Subject: sydney festival - parramatta tour of lost venues |
From: jp1975@optusnet.com.au |
Date: 13/01/2015, 12:00 pm |
To: powderworks@yahoogroups.com.au |
http://www.dailytelegraph.com.au/newslocal/parramatta/return-to-parramattas-lost-nightclubs-as-sydney-festivals-disco-dome-tour-resurrects-legendary-venues-of-west/story-fngr8huy-1227182402063
on the daily telegraph website today
WAR and Peace is better known as a literary masterpiece but in 1970s Parramatta it was the name of one of the city’s most notorious nightclubs—and it was wild.
The staff kept buckets of ice behind the bar to plunge their hands into because of the frequent fist fists.
And the dumb waiter (normally used to move food between floors) had a dual purpose as a way to quickly get rid of troublemakers by hurtling them down into the street below.
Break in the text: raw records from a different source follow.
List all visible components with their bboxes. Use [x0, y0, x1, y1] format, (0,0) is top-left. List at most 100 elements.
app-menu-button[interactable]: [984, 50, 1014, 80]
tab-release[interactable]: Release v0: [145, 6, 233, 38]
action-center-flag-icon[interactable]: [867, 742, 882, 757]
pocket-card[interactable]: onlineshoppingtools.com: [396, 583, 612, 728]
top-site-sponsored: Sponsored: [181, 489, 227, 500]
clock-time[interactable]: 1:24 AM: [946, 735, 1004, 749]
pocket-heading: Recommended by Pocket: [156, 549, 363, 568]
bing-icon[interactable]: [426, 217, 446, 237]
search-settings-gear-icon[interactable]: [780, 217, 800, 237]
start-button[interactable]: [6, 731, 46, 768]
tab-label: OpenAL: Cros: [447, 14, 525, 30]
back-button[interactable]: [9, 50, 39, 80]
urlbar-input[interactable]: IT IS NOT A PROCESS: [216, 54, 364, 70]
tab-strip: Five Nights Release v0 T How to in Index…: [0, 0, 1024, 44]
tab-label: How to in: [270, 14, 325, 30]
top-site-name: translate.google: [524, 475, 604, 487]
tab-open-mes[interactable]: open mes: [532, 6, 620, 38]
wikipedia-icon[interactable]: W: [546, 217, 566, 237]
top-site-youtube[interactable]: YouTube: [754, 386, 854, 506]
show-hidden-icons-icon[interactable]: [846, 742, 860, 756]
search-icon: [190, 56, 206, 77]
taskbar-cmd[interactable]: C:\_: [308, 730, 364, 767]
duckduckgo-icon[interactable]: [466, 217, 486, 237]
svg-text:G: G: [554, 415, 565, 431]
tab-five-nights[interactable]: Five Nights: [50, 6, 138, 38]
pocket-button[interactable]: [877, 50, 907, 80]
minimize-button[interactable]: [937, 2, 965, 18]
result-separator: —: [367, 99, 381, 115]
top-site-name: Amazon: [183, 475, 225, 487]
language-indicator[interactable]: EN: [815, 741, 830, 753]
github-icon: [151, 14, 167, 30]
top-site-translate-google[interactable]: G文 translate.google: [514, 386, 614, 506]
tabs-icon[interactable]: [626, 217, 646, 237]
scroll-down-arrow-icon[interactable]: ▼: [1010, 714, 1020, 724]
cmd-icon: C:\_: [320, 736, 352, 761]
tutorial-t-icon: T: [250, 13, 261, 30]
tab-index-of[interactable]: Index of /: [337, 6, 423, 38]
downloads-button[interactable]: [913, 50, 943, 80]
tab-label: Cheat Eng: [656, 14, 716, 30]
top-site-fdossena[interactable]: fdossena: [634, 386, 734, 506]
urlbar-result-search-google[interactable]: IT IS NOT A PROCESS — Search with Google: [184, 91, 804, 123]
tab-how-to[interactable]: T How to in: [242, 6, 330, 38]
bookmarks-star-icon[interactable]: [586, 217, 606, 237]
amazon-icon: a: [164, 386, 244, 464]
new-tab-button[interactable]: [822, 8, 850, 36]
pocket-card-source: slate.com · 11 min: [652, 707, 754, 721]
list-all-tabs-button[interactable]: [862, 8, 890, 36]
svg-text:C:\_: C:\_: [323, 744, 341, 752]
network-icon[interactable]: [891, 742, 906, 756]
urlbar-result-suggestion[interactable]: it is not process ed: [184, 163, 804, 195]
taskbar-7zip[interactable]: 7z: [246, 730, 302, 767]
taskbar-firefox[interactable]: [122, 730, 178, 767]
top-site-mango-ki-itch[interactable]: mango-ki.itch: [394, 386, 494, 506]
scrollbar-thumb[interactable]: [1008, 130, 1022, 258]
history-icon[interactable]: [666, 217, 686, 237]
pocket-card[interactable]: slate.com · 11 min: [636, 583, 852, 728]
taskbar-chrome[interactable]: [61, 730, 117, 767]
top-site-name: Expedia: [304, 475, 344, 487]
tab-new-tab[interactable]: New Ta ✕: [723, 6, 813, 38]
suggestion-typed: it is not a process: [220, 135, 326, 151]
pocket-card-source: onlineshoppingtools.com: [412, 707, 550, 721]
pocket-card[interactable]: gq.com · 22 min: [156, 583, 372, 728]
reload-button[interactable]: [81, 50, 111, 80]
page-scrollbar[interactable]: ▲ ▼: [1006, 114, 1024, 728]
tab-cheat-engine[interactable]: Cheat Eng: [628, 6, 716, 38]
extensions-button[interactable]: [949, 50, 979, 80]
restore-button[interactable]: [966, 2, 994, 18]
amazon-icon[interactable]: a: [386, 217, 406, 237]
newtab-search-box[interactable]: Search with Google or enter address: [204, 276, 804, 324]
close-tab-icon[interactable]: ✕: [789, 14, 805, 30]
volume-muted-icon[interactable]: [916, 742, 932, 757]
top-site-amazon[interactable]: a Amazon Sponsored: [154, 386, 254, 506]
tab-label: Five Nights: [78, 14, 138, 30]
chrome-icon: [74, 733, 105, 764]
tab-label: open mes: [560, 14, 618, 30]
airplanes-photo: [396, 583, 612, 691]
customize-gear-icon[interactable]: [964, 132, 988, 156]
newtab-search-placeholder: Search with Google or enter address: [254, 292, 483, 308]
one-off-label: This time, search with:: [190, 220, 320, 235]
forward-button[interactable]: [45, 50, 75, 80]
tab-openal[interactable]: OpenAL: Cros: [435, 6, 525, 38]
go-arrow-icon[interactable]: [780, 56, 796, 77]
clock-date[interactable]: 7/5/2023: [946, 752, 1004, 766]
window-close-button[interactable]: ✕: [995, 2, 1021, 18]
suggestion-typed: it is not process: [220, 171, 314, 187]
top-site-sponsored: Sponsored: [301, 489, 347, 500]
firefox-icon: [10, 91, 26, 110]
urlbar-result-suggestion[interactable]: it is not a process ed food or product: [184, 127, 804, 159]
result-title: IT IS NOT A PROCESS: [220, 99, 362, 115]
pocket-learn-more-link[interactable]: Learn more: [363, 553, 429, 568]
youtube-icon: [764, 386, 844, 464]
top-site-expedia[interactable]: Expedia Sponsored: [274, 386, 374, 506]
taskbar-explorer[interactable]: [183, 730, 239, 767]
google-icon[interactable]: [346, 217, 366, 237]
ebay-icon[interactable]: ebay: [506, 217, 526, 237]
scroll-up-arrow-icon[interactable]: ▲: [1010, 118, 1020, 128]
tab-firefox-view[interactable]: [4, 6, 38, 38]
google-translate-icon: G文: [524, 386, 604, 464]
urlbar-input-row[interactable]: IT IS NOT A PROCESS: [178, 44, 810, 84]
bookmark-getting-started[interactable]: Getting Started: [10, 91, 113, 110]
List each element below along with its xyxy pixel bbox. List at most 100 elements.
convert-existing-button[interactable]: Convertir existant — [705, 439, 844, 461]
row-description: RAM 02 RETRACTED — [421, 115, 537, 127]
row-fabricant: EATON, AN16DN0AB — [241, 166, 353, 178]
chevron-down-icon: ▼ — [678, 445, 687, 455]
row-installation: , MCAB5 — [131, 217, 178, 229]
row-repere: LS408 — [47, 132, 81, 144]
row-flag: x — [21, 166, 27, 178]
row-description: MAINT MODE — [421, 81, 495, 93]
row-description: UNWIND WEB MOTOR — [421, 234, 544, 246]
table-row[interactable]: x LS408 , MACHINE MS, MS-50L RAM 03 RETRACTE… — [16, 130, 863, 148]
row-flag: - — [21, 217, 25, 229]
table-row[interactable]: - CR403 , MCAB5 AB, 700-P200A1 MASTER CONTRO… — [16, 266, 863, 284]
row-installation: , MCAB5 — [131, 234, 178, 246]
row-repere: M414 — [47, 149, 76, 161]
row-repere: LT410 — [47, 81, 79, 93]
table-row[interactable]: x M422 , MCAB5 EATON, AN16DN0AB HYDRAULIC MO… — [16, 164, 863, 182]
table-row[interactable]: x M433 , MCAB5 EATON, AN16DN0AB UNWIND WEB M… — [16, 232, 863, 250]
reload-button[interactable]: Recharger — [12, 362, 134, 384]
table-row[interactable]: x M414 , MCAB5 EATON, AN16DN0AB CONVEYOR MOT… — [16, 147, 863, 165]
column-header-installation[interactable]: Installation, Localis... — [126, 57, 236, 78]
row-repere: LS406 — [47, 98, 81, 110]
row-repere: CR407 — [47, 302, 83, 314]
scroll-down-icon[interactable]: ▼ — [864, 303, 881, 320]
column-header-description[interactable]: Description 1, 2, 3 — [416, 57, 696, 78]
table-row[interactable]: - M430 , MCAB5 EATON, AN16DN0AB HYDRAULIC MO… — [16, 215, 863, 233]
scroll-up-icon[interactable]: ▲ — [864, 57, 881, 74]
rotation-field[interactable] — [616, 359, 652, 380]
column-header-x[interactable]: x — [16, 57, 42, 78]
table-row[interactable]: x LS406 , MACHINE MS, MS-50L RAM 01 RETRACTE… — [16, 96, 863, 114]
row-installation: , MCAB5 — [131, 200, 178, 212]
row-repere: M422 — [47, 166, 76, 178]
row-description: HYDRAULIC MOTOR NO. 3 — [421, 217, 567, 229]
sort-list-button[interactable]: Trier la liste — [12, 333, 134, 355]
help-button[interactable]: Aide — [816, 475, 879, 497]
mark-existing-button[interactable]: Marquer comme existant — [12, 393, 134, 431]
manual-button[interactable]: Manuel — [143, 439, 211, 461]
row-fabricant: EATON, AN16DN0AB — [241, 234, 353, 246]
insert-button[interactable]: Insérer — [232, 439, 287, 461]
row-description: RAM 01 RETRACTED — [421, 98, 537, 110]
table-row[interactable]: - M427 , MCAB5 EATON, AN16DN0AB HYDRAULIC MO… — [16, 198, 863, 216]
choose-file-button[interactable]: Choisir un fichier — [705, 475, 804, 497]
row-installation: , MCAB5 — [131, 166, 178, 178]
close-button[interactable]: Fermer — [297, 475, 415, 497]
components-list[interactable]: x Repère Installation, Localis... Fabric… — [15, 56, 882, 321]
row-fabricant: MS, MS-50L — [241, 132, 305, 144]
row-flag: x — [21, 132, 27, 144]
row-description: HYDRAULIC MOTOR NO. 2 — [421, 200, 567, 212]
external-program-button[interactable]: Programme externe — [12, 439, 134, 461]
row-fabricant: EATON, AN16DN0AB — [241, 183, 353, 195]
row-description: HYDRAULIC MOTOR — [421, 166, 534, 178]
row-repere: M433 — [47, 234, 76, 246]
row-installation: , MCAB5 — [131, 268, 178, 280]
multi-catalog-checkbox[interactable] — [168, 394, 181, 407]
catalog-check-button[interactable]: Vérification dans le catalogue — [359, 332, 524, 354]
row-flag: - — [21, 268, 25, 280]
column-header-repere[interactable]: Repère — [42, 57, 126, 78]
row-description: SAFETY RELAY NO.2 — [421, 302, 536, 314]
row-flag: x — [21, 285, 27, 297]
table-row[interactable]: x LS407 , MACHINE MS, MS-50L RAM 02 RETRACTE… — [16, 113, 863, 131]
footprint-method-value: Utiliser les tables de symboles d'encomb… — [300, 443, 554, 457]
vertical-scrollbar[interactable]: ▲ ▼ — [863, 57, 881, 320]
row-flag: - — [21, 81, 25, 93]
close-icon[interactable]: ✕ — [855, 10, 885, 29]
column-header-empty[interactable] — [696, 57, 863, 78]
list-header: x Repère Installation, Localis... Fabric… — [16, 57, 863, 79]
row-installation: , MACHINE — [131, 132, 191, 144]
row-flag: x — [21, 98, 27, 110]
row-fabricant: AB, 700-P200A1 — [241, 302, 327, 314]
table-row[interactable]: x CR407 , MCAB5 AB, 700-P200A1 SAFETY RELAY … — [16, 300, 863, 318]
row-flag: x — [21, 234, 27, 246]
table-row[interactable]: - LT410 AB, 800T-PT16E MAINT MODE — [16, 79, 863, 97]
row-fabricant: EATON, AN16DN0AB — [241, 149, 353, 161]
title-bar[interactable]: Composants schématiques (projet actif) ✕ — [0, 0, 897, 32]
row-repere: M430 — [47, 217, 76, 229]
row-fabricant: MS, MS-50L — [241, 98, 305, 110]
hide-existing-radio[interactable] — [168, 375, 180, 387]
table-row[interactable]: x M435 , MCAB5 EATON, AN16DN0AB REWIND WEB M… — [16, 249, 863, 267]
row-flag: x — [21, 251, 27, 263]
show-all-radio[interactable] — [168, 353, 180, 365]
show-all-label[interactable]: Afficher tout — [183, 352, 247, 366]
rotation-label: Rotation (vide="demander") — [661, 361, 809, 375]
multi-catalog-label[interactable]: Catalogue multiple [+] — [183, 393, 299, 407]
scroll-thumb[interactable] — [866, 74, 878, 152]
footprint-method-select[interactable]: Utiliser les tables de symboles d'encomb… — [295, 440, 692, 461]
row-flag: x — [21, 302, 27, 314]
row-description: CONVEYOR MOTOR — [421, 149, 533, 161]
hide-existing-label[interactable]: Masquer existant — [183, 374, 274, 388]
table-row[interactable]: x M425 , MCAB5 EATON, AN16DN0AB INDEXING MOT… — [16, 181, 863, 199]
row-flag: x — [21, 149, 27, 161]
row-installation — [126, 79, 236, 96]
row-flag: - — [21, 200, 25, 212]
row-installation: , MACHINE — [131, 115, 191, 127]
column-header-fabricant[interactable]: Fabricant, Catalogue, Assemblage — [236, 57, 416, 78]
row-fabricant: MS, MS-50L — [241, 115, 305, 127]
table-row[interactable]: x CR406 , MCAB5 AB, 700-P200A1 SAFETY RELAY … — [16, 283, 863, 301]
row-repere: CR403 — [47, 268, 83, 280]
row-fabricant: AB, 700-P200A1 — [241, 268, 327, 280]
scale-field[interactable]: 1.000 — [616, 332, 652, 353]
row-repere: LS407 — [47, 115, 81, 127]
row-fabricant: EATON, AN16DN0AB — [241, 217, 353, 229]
It’s Friday night in Parramatta, and sadly the site of the old nightclub is no longer buzzing, in fact it’s been turned into a block of apartments.
SYDNEY FESTIVAL IN FULL SWING IN PARRAMATTA
But the night is young and I’m with a group with a mission to relive the heady days of disco with a tour of the city’s lost discothèques.
I’m on a Disco Dome tour, being run as part of Sydney Festival
The night started with champagne cocktails at the Information and Cultural Exchange and a historical talk by the organisation’s executive director John Kirkman.
He leads the tour and keeps the crowd entertained with behind-the-scenes stories about the clubs and the big names from AC/DC and The Radiators to Midnight Oil that used to hit the stage in Sydney’s west.
“People used to go out closer to home,” he tells us, which is why Parramatta CBD was once home to more than 20 nightclubs in the 70s and 80s.
The tour continues and we walk around town, bopping away occasionally to the disco tunes pre-loaded into individual MP3 players handed out at the start of the night.
We revisit the sites of some of the city’s lost nightclubs as the stories continue.
The Roxy in Macquarie St is one of the few that remains in its original form, but even it has closed up shop at least for now.
Next stop is Fitness First in Macquarie St, once home to a nightclub where punters would have been getting physical on the dancefloor, rather than the exercise equipment.
The night suddenly gets interactive and we’re told to hop on exercise bikes and handed tambourines.
We race along in time to the music, before it’s time to move on again.
Last stop is a disused Chinese Restaurant in Station St, once known as the nightclub Lucky Lil’s that has been transformed into nightclub central.
Each room is a different clubs themed art installation, with one featuring the names of old nightclubs in lights.
You can listen to the stories of people including someone who met the love of his love on the dancefloor at Traders.
Another story is that of an angry Lebanese mother pushing through security at one of the clubs to drag her son by the ear from the dancefloor.
Apart from the art, there is also a DJ set up, a dancefloor, and slushie machine serving up icy cocktails.
Like a cocktail, the tour is a mix: history, art, and the odd performer riding the escalators at the Connection Arcade dressed in glitter heels and gold sequins.